Thomas Larson’s is a very different sort of study and a most unusual book. Its initial stimulus seems to have been a “contest” presented by the BBC, inviting submissions for the “world’s saddest music.” Evidently, Barber’s Adagio won by a landslide. Younger readers may not be aware of the role that this music has played over the years outside the concert hall. The Adagio was performed (or played on recording) in response to the deaths of Franklin D. Roosevelt, John F. Kennedy, Princess Grace of Monaco, Gian Carlo Menotti, the victims of the Oklahoma City bombing, the victims of 9/11, and the victims of the tsunami in Haiti. It was used in such films as The Elephant Man, Platoon, Lorenzo’s Oil,El Norte, and others. It has even been used parodistically on TV shows such as South Park, The Simpsons, and Seinfeld. So Larson—a general writer, rather than a musicologist—has undertaken a wide-ranging analysis and commentary on this single work. Not only does his discussion include a detailed analysis of the Adagio itself, a biographical overview of the composer, and a history of the Adagio’s role as “America’s quintessential elegy,” “the Pietà of music,” “among the most moving expressions of grief in any art,” which “embodies Barber’s melancholia more completely than any of his other compositions.” (One wonders how Larson reacts to Virgil Thomson’s interpretation, noted above.) He goes on to speculate about the possible significance of Barber’s homosexuality on the expressive content of the work, and about Barber’s place in American gay culture of the time. Larson also discusses the role played by the Adagio in his own life, not to mention the hypothesized roles it may have played in his own parents’ lives. It even includes a thoughtful discussion of the Adagio’s place within American culture and its relationship to the American character. (Those readers who objected when I dared to inject a social comment or two into an opera review a few years ago are not likely to appreciate the free-wheeling breadth of Larson’s speculations.)

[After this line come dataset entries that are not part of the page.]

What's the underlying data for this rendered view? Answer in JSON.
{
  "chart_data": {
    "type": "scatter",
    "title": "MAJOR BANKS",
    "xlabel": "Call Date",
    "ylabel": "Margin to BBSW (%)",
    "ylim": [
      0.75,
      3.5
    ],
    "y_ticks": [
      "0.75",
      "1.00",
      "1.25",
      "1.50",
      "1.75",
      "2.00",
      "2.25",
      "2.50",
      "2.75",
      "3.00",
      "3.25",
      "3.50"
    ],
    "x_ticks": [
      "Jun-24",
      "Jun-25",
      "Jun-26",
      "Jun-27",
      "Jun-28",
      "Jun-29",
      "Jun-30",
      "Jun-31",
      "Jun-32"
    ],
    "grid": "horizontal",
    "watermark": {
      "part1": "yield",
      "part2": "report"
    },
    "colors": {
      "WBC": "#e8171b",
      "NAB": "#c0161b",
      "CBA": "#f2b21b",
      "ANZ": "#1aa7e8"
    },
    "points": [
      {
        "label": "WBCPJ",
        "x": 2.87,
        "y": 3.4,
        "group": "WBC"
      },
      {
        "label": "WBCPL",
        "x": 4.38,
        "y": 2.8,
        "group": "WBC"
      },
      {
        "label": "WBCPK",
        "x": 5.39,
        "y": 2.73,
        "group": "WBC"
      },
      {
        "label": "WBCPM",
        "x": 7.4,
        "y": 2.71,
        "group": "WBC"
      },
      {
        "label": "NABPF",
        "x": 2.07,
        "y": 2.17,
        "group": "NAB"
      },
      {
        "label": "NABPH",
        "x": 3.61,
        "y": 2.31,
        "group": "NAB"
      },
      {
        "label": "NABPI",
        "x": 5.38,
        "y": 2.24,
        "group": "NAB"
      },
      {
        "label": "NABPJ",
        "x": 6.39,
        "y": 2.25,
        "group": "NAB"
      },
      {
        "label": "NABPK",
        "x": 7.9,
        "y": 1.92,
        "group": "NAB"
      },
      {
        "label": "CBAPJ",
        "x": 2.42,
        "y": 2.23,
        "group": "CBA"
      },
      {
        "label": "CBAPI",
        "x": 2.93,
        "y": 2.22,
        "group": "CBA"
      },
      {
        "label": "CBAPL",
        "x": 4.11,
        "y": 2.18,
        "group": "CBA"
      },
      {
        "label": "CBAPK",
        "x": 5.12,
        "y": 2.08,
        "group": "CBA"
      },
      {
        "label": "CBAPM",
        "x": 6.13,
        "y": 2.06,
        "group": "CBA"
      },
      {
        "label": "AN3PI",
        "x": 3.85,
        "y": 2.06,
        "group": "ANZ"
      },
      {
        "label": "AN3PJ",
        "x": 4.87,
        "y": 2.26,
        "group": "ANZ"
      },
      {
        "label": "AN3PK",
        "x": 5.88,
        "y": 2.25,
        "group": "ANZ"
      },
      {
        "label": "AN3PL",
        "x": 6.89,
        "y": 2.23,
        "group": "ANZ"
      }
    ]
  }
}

I must admit that early in the book I was put off by some infelicitous writing and a few musical gaffes that identify Larson as an “amateur,” as well as by the way he jumps around back and forth from one perspective to another. I also—as will a number of readers of this magazine, I suspect—found myself thinking of other contenders for the “saddest music” distinction that were overlooked. (In addition to my own idiosyncratic selections, the last movement of Tchaikovsky’s “Pathetique”—surely a worthy contender for the title—is never even mentioned.) However, I gradually became increasingly sympathetic to Larson’s thinking and respectful of the challenge he had set for himself. I was also impressed by his citation of the importance of the late cantata, The Lovers, a masterpiece that has yet to be recognized, and which disproves the often-encountered assertion that Barber composed nothing of value after Antony and Cleopatra. By the end, when he discusses America’s attitude toward grief, and presents the Adagio as representing a different view of America from Copland’s equally ubiquitous Fanfare for the Common Man, I felt deeply moved. “The power of positive thinking is also the power of denial, which cancels the need to mourn, a feeling common with the generation after that of the Second World War…. After the war and with a booming economy, the somber mood quickly fell out of favor. Since 1945, American mourning has too often been ‘lite’…. Hint at, but avoid true grief. Don’t get maudlin either. We’ve got the weather and the sports on tap. The Copland-Barber divide reminds us how precisely sculpted the emotional content of our culture is….” Whether or not one thinks one agrees with his conclusions, Larson leaves us with much to reflect upon. As personal as it may be, this book is as important and valuable to a deep understanding of Samuel Barber as are the other studies cited earlier.